King Willem took a step further into the room and looked up at Jes. “Hello, Peanut. How did you get up there?”
“You didn’t kill him, did you, Willem? There will be so much more paperwork if he’s dead.” Jes’s mother came into view behind him.
“I’ll do the paperwork,” Alex volunteered. “Or we could just let Uncle Phineas carry him. It wouldn’t be his fault if he dropped him. Down a flight of stairs. Repeatedly.”
“Are you all here? Our parents, too?” Amalia asked.
“All of us.” Jes’s mother smiled. “We’ll have stories to share, after everything’s settled.”
Jes’s father never took his eyes from hers. “First, I think, we have to get Jes down. Do you want to climb, honey?”
Jes’s father was the tallest person in the room. It was still a long way down to him, but not as far away as the floor. “Catch me?” Jes asked.
Her father opened his arms and smiled. “Always.”
* * *
After Dark Mathis and his mercenaries from the balcony had been dragged off to jail, they gathered in Gregor’s library for a late breakfast. Soldiers had been sent to clear the islands of conspirators, and Jes felt almost like the whole thing had been a dream. Except that she was tired, starving, and badly in need of a bath.
“We would have been in trouble if Willem hadn’t insisted on seeing the life jackets before we took off. They’d been moved to someplace you couldn’t reach while the airship was in the air, and in retrospect that should have made us all a bit suspicious. But we had them, and even when we were hi
t, the Captain managed to slow our descent so that we could escape the ship when it landed in the water. The life jackets kept us afloat so that we could cobble a raft from the wreckage. It still took us a long time to get to shore, and then it was to a little island off the mainland. We left the crew and captain there when we took off again to go for help—a few of them had gotten hurt helping us and were in no condition to be moved again. Then we got to the mainland and discovered that there was no word of a conference, but we did hear about some people being kept in a smuggler’s den.”
“That was us,” Aunt Anya confirmed. “All the rest of us, so apparently, we weren’t considered dangerous enough to kill. Possibly because Willem was the only one who really argued for executing Mathis, back at the beginning.”
“Was I wrong?” Jes’s father asked.
Aunt Anya grimaced. “I guess not.”
“We had just gotten ourselves free when we met the three of them coming to rescue us,” Queen Melia added. “From there, we were going to warn Gregor that something was terribly wrong and then get back to all of you.”

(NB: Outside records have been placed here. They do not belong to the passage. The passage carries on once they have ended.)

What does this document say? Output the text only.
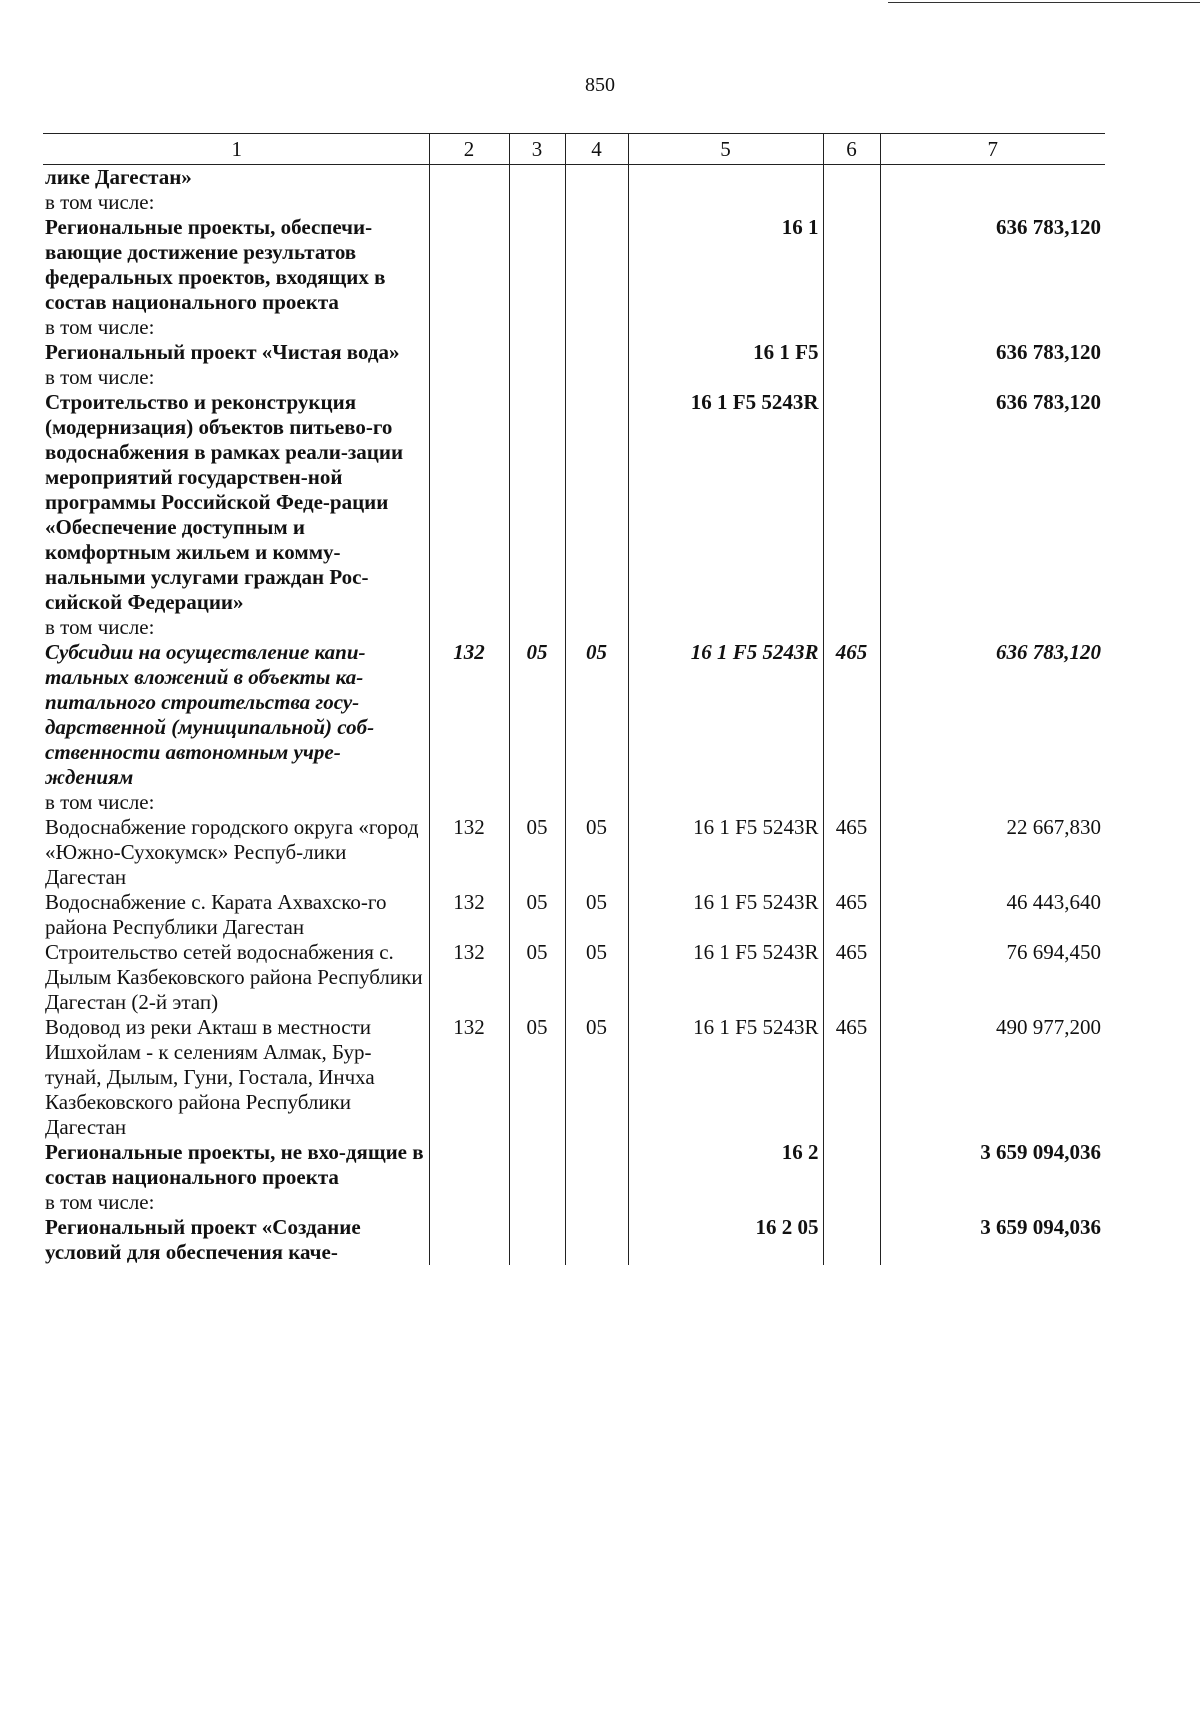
850
1	2	3	4	5	6	7
лике Дагестан»						
в том числе:						
Региональные проекты, обеспечи-вающие достижение результатов федеральных проектов, входящих в состав национального проекта				16 1		636 783,120
в том числе:						
Региональный проект «Чистая вода»				16 1 F5		636 783,120
в том числе:						
Строительство и реконструкция (модернизация) объектов питьево-го водоснабжения в рамках реали-зации мероприятий государствен-ной программы Российской Феде-рации «Обеспечение доступным и комфортным жильем и комму-нальными услугами граждан Рос-сийской Федерации»				16 1 F5 5243R		636 783,120
в том числе:						
Субсидии на осуществление капи-тальных вложений в объекты ка-питального строительства госу-дарственной (муниципальной) соб-ственности автономным учре-ждениям	132	05	05	16 1 F5 5243R	465	636 783,120
в том числе:						
Водоснабжение городского округа «город «Южно-Сухокумск» Респуб-лики Дагестан	132	05	05	16 1 F5 5243R	465	22 667,830
Водоснабжение с. Карата Ахвахско-го района Республики Дагестан	132	05	05	16 1 F5 5243R	465	46 443,640
Строительство сетей водоснабжения с. Дылым Казбековского района Республики Дагестан (2-й этап)	132	05	05	16 1 F5 5243R	465	76 694,450
Водовод из реки Акташ в местности Ишхойлам - к селениям Алмак, Бур-тунай, Дылым, Гуни, Гостала, Инчха Казбековского района Республики Дагестан	132	05	05	16 1 F5 5243R	465	490 977,200
Региональные проекты, не вхо-дящие в состав национального проекта				16 2		3 659 094,036
в том числе:						
Региональный проект «Создание условий для обеспечения каче-				16 2 05		3 659 094,036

Uncle Darby took a swallow of his drink. “We were about five minutes too late. But fortunately, you were right on time.”
Gregor sighed. “I’m in your debt, again. I wish I had thought to invite you all here for a visit.” He brightened. “Well, you’re here now. Why don’t we just start today?”
“Oh, but—” Jes broke off, blushing.
“But,” Gregor prompted her gravely.
“I really need to get home to make sure my people are safe. After that, I’d love to come back for a visit.”
Gregor looked at her for a long minute. “We’ll arrange that.” He looked over at her parents. “I’m sorry,” he said.
Mom shook her head. “Don’t be. Some people are suited to it.”
It was a strange conversation, but Jes focused on the part she understood.